Kraigen muttered, “Looks like Jeff made a friend.” He called out, “Eliot! Jeff! Pay attention!”
Eliot and Sentinel snapped toward Kraigen and Mark.
Eliot leapt to his feet—
“Infiltration time!” Kraigen said.
What followed was Mark and Eliot approaching the side of the Hero’s Association where a great big vent, easily a meter across, was blocked off from access by a simple grate that Eliot easily turned into a door. He opened the door and gave a line about ‘after you’, and Mark went inside.
Mark carved up traps while Eliot ‘did something’ to the cameras.

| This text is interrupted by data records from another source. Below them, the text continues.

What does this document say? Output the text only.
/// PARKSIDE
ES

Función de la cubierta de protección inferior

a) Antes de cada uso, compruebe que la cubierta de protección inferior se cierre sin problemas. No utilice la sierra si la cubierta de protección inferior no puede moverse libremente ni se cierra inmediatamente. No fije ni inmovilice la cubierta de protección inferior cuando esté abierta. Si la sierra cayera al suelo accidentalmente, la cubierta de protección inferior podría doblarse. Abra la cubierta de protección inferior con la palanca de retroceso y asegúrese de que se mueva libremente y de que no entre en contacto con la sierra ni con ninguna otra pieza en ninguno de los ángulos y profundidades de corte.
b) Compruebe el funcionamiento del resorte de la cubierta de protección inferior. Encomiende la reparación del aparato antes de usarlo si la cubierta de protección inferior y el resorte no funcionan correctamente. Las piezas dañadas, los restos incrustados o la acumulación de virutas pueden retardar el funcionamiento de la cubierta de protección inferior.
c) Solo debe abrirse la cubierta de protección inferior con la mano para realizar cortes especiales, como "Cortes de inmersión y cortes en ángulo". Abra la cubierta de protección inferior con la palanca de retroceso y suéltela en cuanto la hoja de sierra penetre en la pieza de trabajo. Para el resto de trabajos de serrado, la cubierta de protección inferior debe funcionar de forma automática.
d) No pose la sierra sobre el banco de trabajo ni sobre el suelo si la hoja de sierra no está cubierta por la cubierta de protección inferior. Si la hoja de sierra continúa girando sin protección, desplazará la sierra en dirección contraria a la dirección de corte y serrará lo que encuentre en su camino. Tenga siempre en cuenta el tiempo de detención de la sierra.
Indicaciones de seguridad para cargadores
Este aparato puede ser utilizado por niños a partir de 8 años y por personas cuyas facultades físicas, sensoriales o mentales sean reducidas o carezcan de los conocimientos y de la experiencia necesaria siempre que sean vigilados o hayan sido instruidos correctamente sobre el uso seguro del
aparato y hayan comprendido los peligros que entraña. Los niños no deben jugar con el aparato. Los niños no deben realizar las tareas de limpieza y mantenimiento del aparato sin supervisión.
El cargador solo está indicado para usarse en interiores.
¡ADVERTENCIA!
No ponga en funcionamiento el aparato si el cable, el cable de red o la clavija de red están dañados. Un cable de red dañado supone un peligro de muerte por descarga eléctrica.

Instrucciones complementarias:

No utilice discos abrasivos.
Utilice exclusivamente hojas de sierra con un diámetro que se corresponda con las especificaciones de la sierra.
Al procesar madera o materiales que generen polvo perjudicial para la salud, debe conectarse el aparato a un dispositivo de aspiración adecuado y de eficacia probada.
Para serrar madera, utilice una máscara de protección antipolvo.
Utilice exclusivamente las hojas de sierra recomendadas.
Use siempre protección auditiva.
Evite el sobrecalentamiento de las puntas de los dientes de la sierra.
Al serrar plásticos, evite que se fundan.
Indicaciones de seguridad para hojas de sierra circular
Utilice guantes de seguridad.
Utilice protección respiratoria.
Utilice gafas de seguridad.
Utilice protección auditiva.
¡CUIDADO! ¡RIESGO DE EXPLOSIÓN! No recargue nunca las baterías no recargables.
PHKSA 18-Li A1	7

Finally, there was a drop into a big room with some shiny fake-ass crystal sitting under a laser grid on a pedestal in the center. Also, there were some guards. Mark ‘dropped’ the guards while Eliot ‘disabled’ the security system, and then Mark grabbed the crystal.
The alarm went off and Eliot proclaimed ‘it’s not my fault!’.
Mark found a big X on the wall that he was supposed to drill through (that they would remove in post), and he carved right through it, through a room filled with old computer parts, through a hallway that was empty of people except for actors well outside of Mark’s blendering, and then out through a few meters of dirt. Cameras caught it all, and Eliot turned the wreckage into a crappy staircase before putting the rooms and the trash back like he had found them, before Mark had led the way through the grounds. Eliot could have made a very fancy escalator and redesigned the whole place to better facilitate an exit, but that would have been beyond the scale of power Eliot wanted to display for public consumption, and Noel agreed with that decision.
And then the night’s shoot was done.
Mark, Eliot, Isoko, and Sally bade farewell to the superheroes and got back into the ship with Archmage Blackthorn.
A short while later they were in Blackthorn’s tower, eating a late pasta dinner, before each of them fell into their beds, to fall asleep to the rising sun.